Weidner’s father was a Dutch Seventh Day Adventist preacher who taught at the SDA college at Collonges sur Salève, France, when John was still in school. That gave John a strict moral upbringing, fluency in French as well as Dutch, and personal knowledge of the Franco-Swiss border where he spent as much time mountain-climbing as he could. When the Wehrmacht invaded France in 1940, Weidner was a businessman and youth group leader in Paris.  He and a French friend tried to get to England but missed the last boat.  So the two of them opened a textile shop in Lyon, which, if nothing else, gave them an officially acceptable reason to travel.

As part of the Armistice that Marshall Phillipe Pétain signed after a six-week battle, France was divided into a northern Occupied Zone, a southern Unoccupied Zone and a few other Forbidden Zones along the borders. The southern part is generally known as Vichy France because Pétain set up his offices there. Always eager to impress the Germans with its willingness to collaborate while furthering its own ultra-conservative agenda, Vichy slapped as many foreigners as it could seize into internment camps.

In ways that I have yet to determine, Weidner found out that there were a number of Dutch citizens in need of food, clothing, medical aid and hope trapped in those wretched camps. He started working with a few Dutch consuls to help his countrymen in the camps by sending packages and even visiting them. He put a lot of effort into getting people released and finding other places for them to go, including Switzerland. This was still legal enough that it doesn’t count as Resistance.

But then Vichy began deporting Jews in 1942, starting with the foreign Jews in the internment camps. Plenty of people believed the official story that the Jews were “being resettled in the east,” but Weidner wasn’t one of them. He knew the Franco-Swiss border around Collonges and many of the people who lived on it. His new wife, who had worked for the French Embassy in Geneva, had a pass to cross the border and contacts with civil servants in useful positions. They started smuggling people into Switzerland. Weidner had crossed into illegality.

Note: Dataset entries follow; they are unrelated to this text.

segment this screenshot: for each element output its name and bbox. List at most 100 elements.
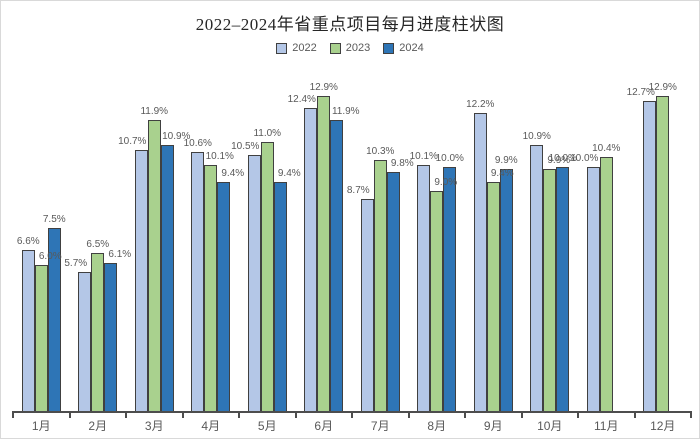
bar [273,182,287,412]
bar [247,155,261,412]
legend-label: 2024 [399,42,424,54]
x-axis-tick [125,411,127,418]
bar [556,167,570,412]
bar-label: 6.5% [86,239,110,250]
bar [373,160,387,412]
bar-label: 9.0% [434,177,458,188]
bar [486,182,500,412]
bar [473,113,487,412]
bar [599,157,613,412]
bar [317,96,331,412]
legend-swatch [329,42,341,54]
legend-item: 2022 [276,42,317,54]
x-axis-tick [68,411,71,418]
bar [147,120,161,412]
x-axis-tick [407,411,410,418]
bar-label: 12.4% [287,94,316,105]
x-axis-tick [181,411,184,418]
legend-swatch [383,42,395,54]
bar [443,167,457,412]
bar-label: 10.6% [183,138,212,149]
bar-label: 11.9% [140,106,169,117]
bar-label: 10.0% [435,153,464,164]
x-axis-tick [12,411,14,418]
x-axis-tick [351,411,353,418]
bar [330,120,344,412]
bar [191,152,205,412]
bar-label: 9.4% [221,168,245,179]
bar [91,253,105,412]
chart-title: 2022–2024年省重点项目每月进度柱状图 [195,15,505,34]
bar [530,145,544,412]
bar-label: 5.7% [64,258,88,269]
bar [417,165,431,412]
x-axis-label: 11月 [594,419,619,433]
bar-label: 10.0% [570,153,599,164]
bar [586,167,600,412]
bar-label: 7.5% [42,214,66,225]
x-axis-tick [520,411,523,418]
x-axis-tick [464,411,466,418]
bar-label: 9.4% [490,168,514,179]
x-axis-label: 4月 [201,419,221,433]
bar-label: 9.4% [277,168,301,179]
x-axis-label: 12月 [650,419,676,433]
x-axis-label: 5月 [257,419,277,433]
x-axis-tick [294,411,297,418]
bar-label: 10.9% [522,131,551,142]
bar-label: 6.6% [16,236,40,247]
bar-label: 8.7% [346,185,370,196]
bar-label: 6.1% [108,249,132,260]
bar-label: 10.4% [592,143,621,154]
x-axis-label: 10月 [537,419,563,433]
bar-label: 11.9% [331,106,360,117]
legend-label: 2023 [345,42,371,54]
bar [78,272,92,412]
bar [134,150,148,412]
bar [217,182,231,412]
bar-label: 10.3% [366,146,395,157]
bar-label: 9.9% [547,155,571,166]
bar-label: 12.2% [466,99,495,110]
bar [386,172,400,412]
bar-label: 10.0% [548,153,577,164]
bar-label: 12.9% [648,82,677,93]
x-axis-label: 1月 [31,419,51,433]
bar-label: 10.1% [205,151,234,162]
x-axis-label: 8月 [427,419,447,433]
bar-label: 11.0% [253,128,282,139]
bar-label: 9.8% [390,158,414,169]
bar [34,265,48,412]
bar [160,145,174,412]
x-axis-label: 2月 [88,419,108,433]
bar [643,101,657,412]
bar-label: 6.0% [38,251,62,262]
x-axis-label: 3月 [144,419,164,433]
bar [430,191,444,412]
bar [47,228,61,412]
x-axis-label: 7月 [370,419,390,433]
bar [304,108,318,412]
bar-label: 10.1% [409,151,438,162]
bar-label: 12.7% [626,87,655,98]
bar [204,165,218,412]
legend: 2022 2023 2024 [1,42,699,54]
bar [499,169,513,412]
bar [360,199,374,412]
x-axis-label: 6月 [314,419,334,433]
bar-label: 10.7% [118,136,147,147]
bar-label: 10.5% [231,141,260,152]
x-axis-tick [577,411,579,418]
bar [656,96,670,412]
bar [260,142,274,412]
x-axis-tick [690,411,692,418]
bar-label: 9.9% [494,155,518,166]
bar [21,250,35,412]
bar-label: 10.9% [162,131,191,142]
bar-label: 12.9% [309,82,338,93]
legend-label: 2022 [292,42,317,54]
x-axis-tick [633,411,636,418]
bar [543,169,557,412]
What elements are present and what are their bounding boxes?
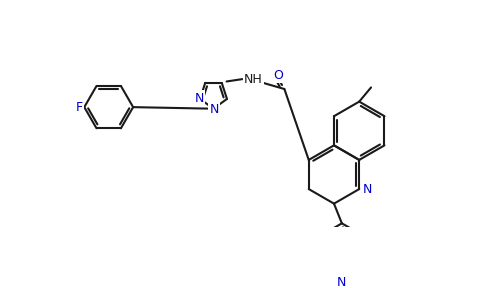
Text: N: N bbox=[363, 183, 372, 196]
Text: N: N bbox=[210, 103, 219, 116]
Text: N: N bbox=[337, 276, 346, 288]
Text: O: O bbox=[273, 69, 283, 82]
Text: N: N bbox=[195, 92, 204, 105]
Text: F: F bbox=[75, 101, 83, 114]
Text: NH: NH bbox=[244, 73, 263, 86]
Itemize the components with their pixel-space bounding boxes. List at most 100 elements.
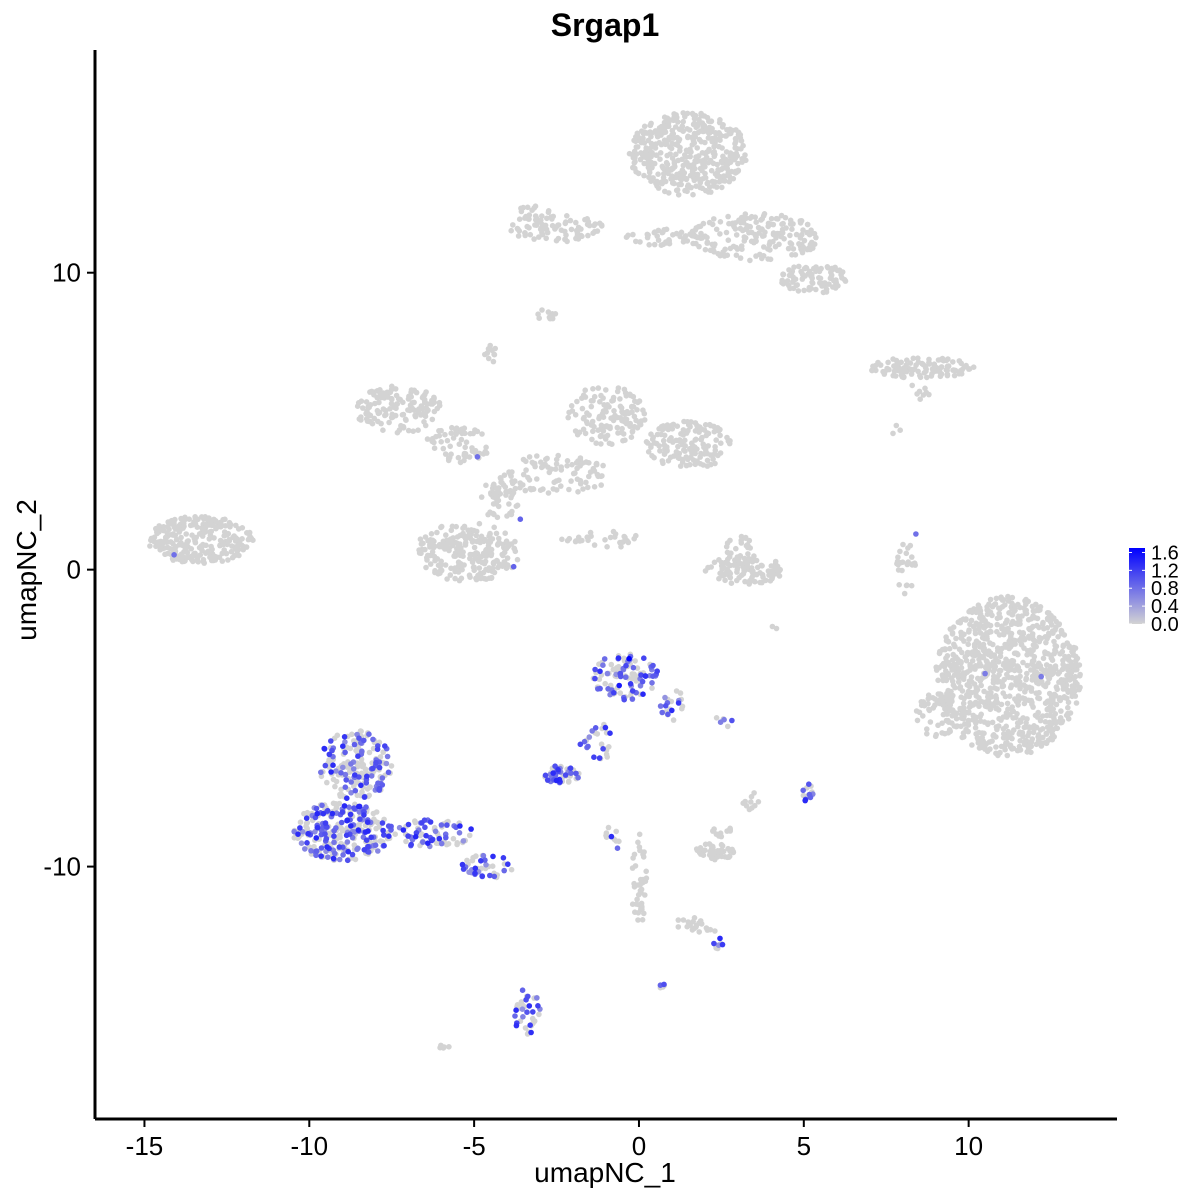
cell-point: [468, 826, 474, 832]
cell-point: [379, 775, 386, 781]
cell-point: [342, 749, 348, 756]
cell-point: [553, 224, 560, 230]
cell-point: [634, 425, 641, 431]
cell-point: [994, 726, 1000, 733]
cell-point: [940, 702, 946, 708]
cell-point: [423, 832, 429, 839]
cell-point: [370, 736, 376, 743]
cell-point: [684, 159, 690, 166]
cell-point: [747, 577, 753, 584]
cell-point: [901, 590, 908, 597]
cell-point: [813, 286, 819, 293]
cell-point: [729, 220, 735, 227]
cell-point: [670, 165, 676, 172]
cell-point: [448, 430, 455, 437]
cell-point: [520, 471, 527, 478]
cell-point: [796, 263, 802, 270]
cell-point: [450, 435, 457, 441]
cell-point: [631, 137, 637, 144]
cell-point: [372, 400, 378, 407]
cell-point: [686, 127, 693, 133]
cell-point: [713, 437, 719, 443]
cell-point: [485, 346, 492, 352]
cell-point: [460, 866, 467, 872]
cell-point: [699, 150, 706, 156]
cell-point: [418, 541, 425, 547]
cell-point: [964, 669, 971, 675]
cell-point: [437, 570, 443, 576]
cell-point: [424, 557, 430, 563]
cell-point: [636, 831, 643, 838]
cell-point: [579, 395, 585, 402]
cell-point: [757, 579, 763, 586]
cell-point: [1033, 741, 1040, 748]
cell-point: [381, 842, 387, 849]
cell-point: [147, 543, 153, 549]
cell-point: [614, 845, 621, 851]
cell-point: [893, 363, 900, 370]
cell-point: [911, 560, 918, 566]
cell-point: [343, 777, 350, 783]
cell-point: [438, 1042, 444, 1049]
cell-point: [326, 757, 332, 763]
cell-point: [364, 773, 370, 780]
cell-point: [986, 739, 993, 745]
cell-point: [642, 878, 649, 885]
cell-point: [585, 537, 591, 544]
cell-point: [795, 288, 802, 294]
cell-point: [368, 773, 375, 779]
cell-point: [1023, 601, 1029, 608]
cell-point: [690, 162, 697, 168]
cell-point: [392, 831, 399, 837]
cell-point: [462, 444, 469, 451]
cell-point: [527, 231, 534, 238]
cell-point: [340, 852, 346, 858]
cell-point: [567, 765, 574, 771]
cell-point: [529, 459, 536, 466]
cell-point: [1041, 682, 1047, 688]
cell-point: [478, 494, 485, 500]
cell-point: [1014, 711, 1020, 717]
cell-point: [991, 732, 997, 738]
cell-point: [790, 279, 796, 285]
cell-point: [611, 690, 617, 696]
cell-point: [809, 279, 815, 286]
cell-point: [530, 1009, 536, 1015]
cell-point: [451, 553, 457, 559]
cell-point: [344, 839, 351, 845]
cell-point: [1015, 667, 1021, 673]
cell-point: [518, 205, 524, 212]
cell-point: [664, 444, 670, 450]
cell-point: [1046, 675, 1053, 681]
cell-point: [444, 576, 450, 582]
cell-point: [1005, 661, 1012, 667]
cell-point: [488, 575, 495, 581]
cell-point: [1017, 685, 1023, 692]
cell-point: [714, 854, 721, 860]
cell-point: [386, 833, 392, 839]
cell-point: [684, 238, 691, 244]
cell-point: [938, 694, 944, 701]
cell-point: [229, 554, 236, 561]
cell-point: [491, 351, 497, 358]
cell-point: [471, 527, 477, 534]
cell-point: [429, 401, 436, 407]
cell-point: [1004, 617, 1010, 623]
cell-point: [1045, 651, 1051, 657]
cell-point: [721, 716, 727, 723]
cell-point: [623, 674, 629, 680]
cell-point: [604, 544, 610, 550]
cell-point: [627, 392, 634, 399]
cell-point: [1066, 688, 1072, 694]
cell-point: [960, 700, 967, 707]
cell-point: [638, 128, 645, 134]
cell-point: [532, 203, 539, 209]
cell-point: [1048, 655, 1055, 662]
cell-point: [346, 804, 352, 810]
cell-point: [365, 828, 371, 834]
cell-point: [466, 832, 473, 839]
cell-point: [586, 473, 592, 480]
cell-point: [392, 386, 399, 392]
cell-point: [674, 187, 681, 193]
cell-point: [360, 405, 366, 411]
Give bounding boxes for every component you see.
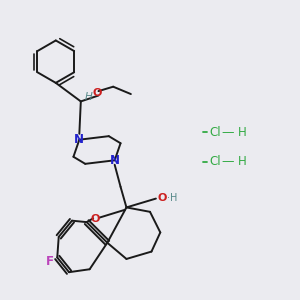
Text: H: H: [238, 126, 247, 139]
Text: H: H: [238, 155, 247, 168]
Text: Cl: Cl: [209, 155, 220, 168]
Text: F: F: [46, 255, 54, 268]
Text: H: H: [84, 92, 92, 102]
Text: N: N: [110, 154, 120, 167]
Text: O: O: [92, 88, 102, 98]
Text: —: —: [222, 155, 234, 168]
Text: N: N: [74, 133, 84, 146]
Text: Cl: Cl: [209, 126, 220, 139]
Text: O: O: [158, 193, 167, 203]
Text: O: O: [91, 214, 100, 224]
Text: —: —: [222, 126, 234, 139]
Text: ·H: ·H: [167, 193, 178, 203]
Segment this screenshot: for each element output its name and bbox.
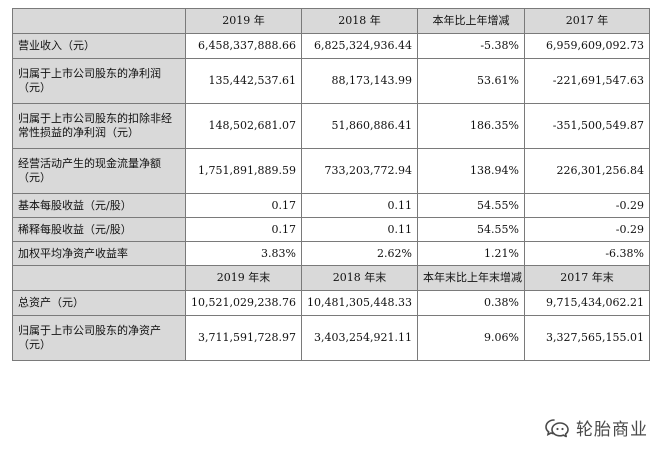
cell-2018: 88,173,143.99 — [301, 58, 418, 104]
cell-2018: 6,825,324,936.44 — [301, 33, 418, 59]
cell-2017: 6,959,609,092.73 — [524, 33, 650, 59]
header-cell-2019: 2019 年 — [185, 8, 302, 34]
header-cell-2018-end: 2018 年末 — [301, 265, 418, 291]
cell-2017-end: 3,327,565,155.01 — [524, 315, 650, 361]
row-label: 加权平均净资产收益率 — [12, 241, 186, 266]
table-row-diluted-eps: 稀释每股收益（元/股） 0.17 0.11 54.55% -0.29 — [12, 217, 650, 242]
row-label: 营业收入（元） — [12, 33, 186, 59]
header-cell-blank — [12, 8, 186, 34]
row-label: 经营活动产生的现金流量净额（元） — [12, 148, 186, 194]
cell-2017: -6.38% — [524, 241, 650, 266]
cell-2019: 135,442,537.61 — [185, 58, 302, 104]
cell-change: -5.38% — [417, 33, 525, 59]
table-row-net-assets: 归属于上市公司股东的净资产（元） 3,711,591,728.97 3,403,… — [12, 315, 650, 361]
cell-2018: 51,860,886.41 — [301, 103, 418, 149]
row-label: 归属于上市公司股东的扣除非经常性损益的净利润（元） — [12, 103, 186, 149]
cell-2019: 0.17 — [185, 217, 302, 242]
cell-2019-end: 10,521,029,238.76 — [185, 290, 302, 316]
header-cell-2018: 2018 年 — [301, 8, 418, 34]
financial-summary-table: 2019 年 2018 年 本年比上年增减 2017 年 营业收入（元） 6,4… — [12, 8, 650, 361]
table-row-revenue: 营业收入（元） 6,458,337,888.66 6,825,324,936.4… — [12, 33, 650, 59]
cell-2017: -0.29 — [524, 193, 650, 218]
cell-2019: 6,458,337,888.66 — [185, 33, 302, 59]
cell-2018: 733,203,772.94 — [301, 148, 418, 194]
cell-2019: 3.83% — [185, 241, 302, 266]
header-cell-2017-end: 2017 年末 — [524, 265, 650, 291]
row-label: 总资产（元） — [12, 290, 186, 316]
cell-change-end: 9.06% — [417, 315, 525, 361]
cell-2017: -0.29 — [524, 217, 650, 242]
table-row-net-profit: 归属于上市公司股东的净利润（元） 135,442,537.61 88,173,1… — [12, 58, 650, 104]
cell-2017: -351,500,549.87 — [524, 103, 650, 149]
cell-2019: 148,502,681.07 — [185, 103, 302, 149]
table-row-net-profit-excl-nonrecurring: 归属于上市公司股东的扣除非经常性损益的净利润（元） 148,502,681.07… — [12, 103, 650, 149]
cell-2019-end: 3,711,591,728.97 — [185, 315, 302, 361]
row-label: 归属于上市公司股东的净利润（元） — [12, 58, 186, 104]
cell-2018: 0.11 — [301, 193, 418, 218]
cell-2017: 226,301,256.84 — [524, 148, 650, 194]
cell-change-end: 0.38% — [417, 290, 525, 316]
cell-change: 54.55% — [417, 193, 525, 218]
header-cell-blank — [12, 265, 186, 291]
wechat-watermark: 轮胎商业 — [544, 414, 648, 440]
cell-2019: 0.17 — [185, 193, 302, 218]
cell-2017-end: 9,715,434,062.21 — [524, 290, 650, 316]
cell-change: 1.21% — [417, 241, 525, 266]
header-cell-2017: 2017 年 — [524, 8, 650, 34]
table-row-roe: 加权平均净资产收益率 3.83% 2.62% 1.21% -6.38% — [12, 241, 650, 266]
wechat-logo-icon — [545, 419, 569, 438]
row-label: 基本每股收益（元/股） — [12, 193, 186, 218]
cell-change: 186.35% — [417, 103, 525, 149]
cell-2018: 0.11 — [301, 217, 418, 242]
table-row-basic-eps: 基本每股收益（元/股） 0.17 0.11 54.55% -0.29 — [12, 193, 650, 218]
watermark-text: 轮胎商业 — [576, 419, 648, 440]
table-header-row: 2019 年 2018 年 本年比上年增减 2017 年 — [12, 8, 650, 34]
cell-2017: -221,691,547.63 — [524, 58, 650, 104]
table-row-operating-cash-flow: 经营活动产生的现金流量净额（元） 1,751,891,889.59 733,20… — [12, 148, 650, 194]
row-label: 稀释每股收益（元/股） — [12, 217, 186, 242]
cell-change: 138.94% — [417, 148, 525, 194]
header-cell-change-end: 本年末比上年末增减 — [417, 265, 525, 291]
cell-2018: 2.62% — [301, 241, 418, 266]
row-label: 归属于上市公司股东的净资产（元） — [12, 315, 186, 361]
cell-2018-end: 3,403,254,921.11 — [301, 315, 418, 361]
cell-change: 53.61% — [417, 58, 525, 104]
cell-2019: 1,751,891,889.59 — [185, 148, 302, 194]
cell-change: 54.55% — [417, 217, 525, 242]
table-header-row-year-end: 2019 年末 2018 年末 本年末比上年末增减 2017 年末 — [12, 265, 650, 291]
header-cell-change: 本年比上年增减 — [417, 8, 525, 34]
header-cell-2019-end: 2019 年末 — [185, 265, 302, 291]
table-row-total-assets: 总资产（元） 10,521,029,238.76 10,481,305,448.… — [12, 290, 650, 316]
cell-2018-end: 10,481,305,448.33 — [301, 290, 418, 316]
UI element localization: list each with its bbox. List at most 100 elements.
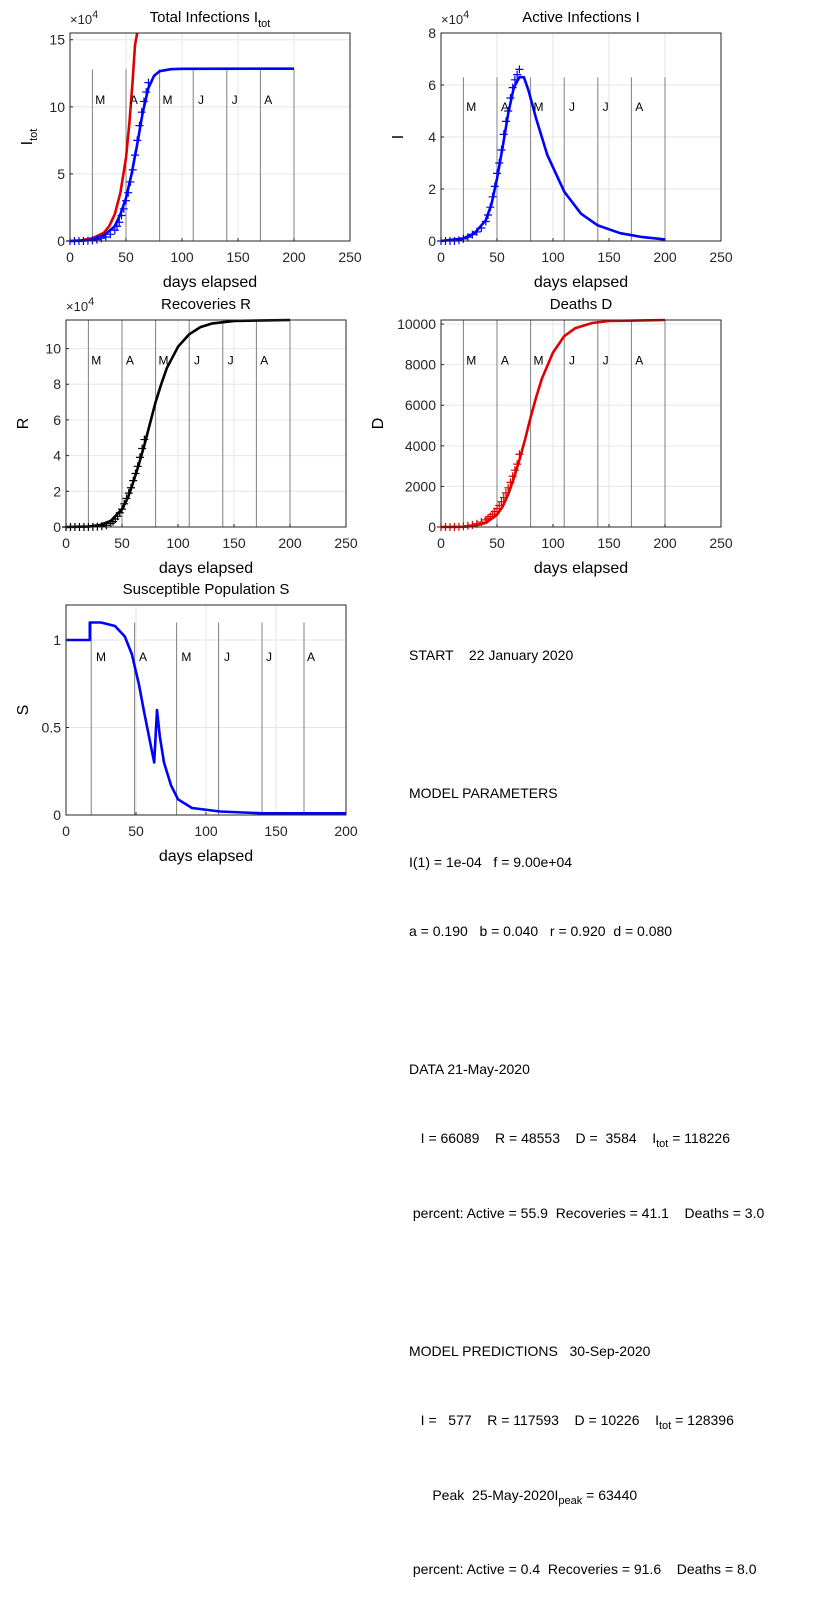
x-tick-label: 0	[62, 535, 70, 551]
data-point-marker	[110, 226, 119, 235]
x-tick-label: 50	[489, 535, 505, 551]
plot-frame	[65, 319, 347, 528]
x-tick-label: 50	[118, 249, 134, 265]
month-label: A	[307, 650, 315, 664]
predictions-line-1: I = 577 R = 117593 D = 10226 Itot = 1283…	[409, 1409, 829, 1438]
peak-text: Peak 25-May-2020I	[409, 1486, 559, 1503]
peak-subscript: peak	[558, 1494, 583, 1507]
y-tick-label: 0	[428, 233, 436, 249]
month-label: M	[181, 650, 191, 664]
data-point-marker	[139, 97, 148, 106]
data-point-marker	[140, 435, 149, 444]
month-label: M	[91, 354, 101, 368]
x-tick-label: 250	[334, 535, 358, 551]
month-label: J	[266, 650, 272, 664]
y-tick-label: 8000	[405, 357, 436, 373]
month-label: M	[96, 650, 106, 664]
data-line-1-subscript: tot	[656, 1137, 669, 1150]
data-point-marker	[472, 227, 481, 236]
month-label: J	[224, 650, 230, 664]
start-date: 22 January 2020	[468, 647, 574, 663]
month-label: A	[126, 354, 134, 368]
data-point-marker	[92, 235, 101, 244]
data-point-marker	[499, 493, 508, 502]
total-infections-chart: M A M J J A 0 50 100 150 200 250 0 5 10 15 ×104 Total Inf…	[19, 9, 362, 291]
month-label: J	[569, 354, 575, 368]
x-tick-label: 150	[597, 249, 621, 265]
plot-area	[66, 320, 346, 527]
data-point-marker	[102, 521, 111, 530]
x-axis-label: days elapsed	[159, 848, 253, 865]
month-label: M	[466, 100, 476, 114]
y-tick-label: 6000	[405, 397, 436, 413]
month-label: A	[260, 354, 268, 368]
recoveries-chart: M A M J J A 0 50 100 150 200 250 0 2 4 6 8 10 ×104 Recoveri…	[15, 296, 358, 577]
x-tick-label: 200	[282, 249, 306, 265]
chart-title: Susceptible Population S	[123, 581, 290, 598]
data-point-marker	[124, 489, 133, 498]
data-point-marker	[515, 65, 524, 74]
x-tick-label: 200	[278, 535, 302, 551]
x-axis-label: days elapsed	[534, 560, 628, 577]
data-point-marker	[142, 88, 151, 97]
data-point-marker	[506, 94, 515, 102]
plot-area	[70, 33, 350, 241]
plot-frame	[440, 319, 722, 528]
predictions-line-1-text: I = 577 R = 117593 D = 10226 I	[409, 1411, 659, 1428]
x-tick-label: 100	[170, 249, 194, 265]
start-line: START 22 January 2020	[409, 644, 829, 667]
data-point-marker	[486, 203, 495, 212]
chart-title: Active Infections I	[522, 9, 640, 26]
data-point-marker	[117, 211, 126, 220]
month-label: J	[228, 354, 234, 368]
predictions-line-3: percent: Active = 0.4 Recoveries = 91.6 …	[409, 1561, 757, 1578]
y-tick-label: 4	[53, 448, 61, 464]
data-point-marker	[495, 159, 504, 167]
x-tick-label: 100	[541, 249, 565, 265]
month-label: M	[158, 354, 168, 368]
series-line	[440, 75, 666, 243]
month-label: J	[198, 93, 204, 107]
data-point-marker	[501, 117, 510, 126]
y-tick-label: 10000	[397, 316, 436, 332]
y-tick-label: 6	[428, 77, 436, 93]
data-point-marker	[510, 75, 519, 84]
data-line-2: percent: Active = 55.9 Recoveries = 41.1…	[409, 1204, 765, 1221]
plot-frame	[69, 32, 351, 242]
series-line	[69, 67, 295, 243]
model-summary-panel: START 22 January 2020 MODEL PARAMETERS I…	[409, 598, 829, 1604]
data-point-marker	[135, 121, 144, 130]
x-axis-label: days elapsed	[163, 274, 257, 291]
data-point-marker	[472, 519, 481, 528]
predictions-line-1-subscript: tot	[658, 1419, 672, 1432]
data-point-marker	[497, 497, 506, 506]
data-point-marker	[131, 469, 140, 478]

Refugees who were already in Switzerland asked the Weidners to rescue their family members who were still in France. The Dutch pastor in Geneva, Willem Visser ‘t Hooft, later head of the World Council of Churches, asked Weidner to help him smuggle information between the Netherlands and the Dutch government-in-exile in London. Someone needed to get to Spain.

One request led to another, all of which led to the Dutch-Paris escape line and a place for Weidner on the Gestapo’s most wanted list.

Did Weidner volunteer for The Resistance? No. He started helping people and kept doing it. He took it seriously and treated it like a business, albeit an illegal one. He constantly extended his contacts, his co-workers and his services. He even negotiated life insurance policies for his colleagues. In the midst of all that, he himself became a leader and a symbol of The Resistance.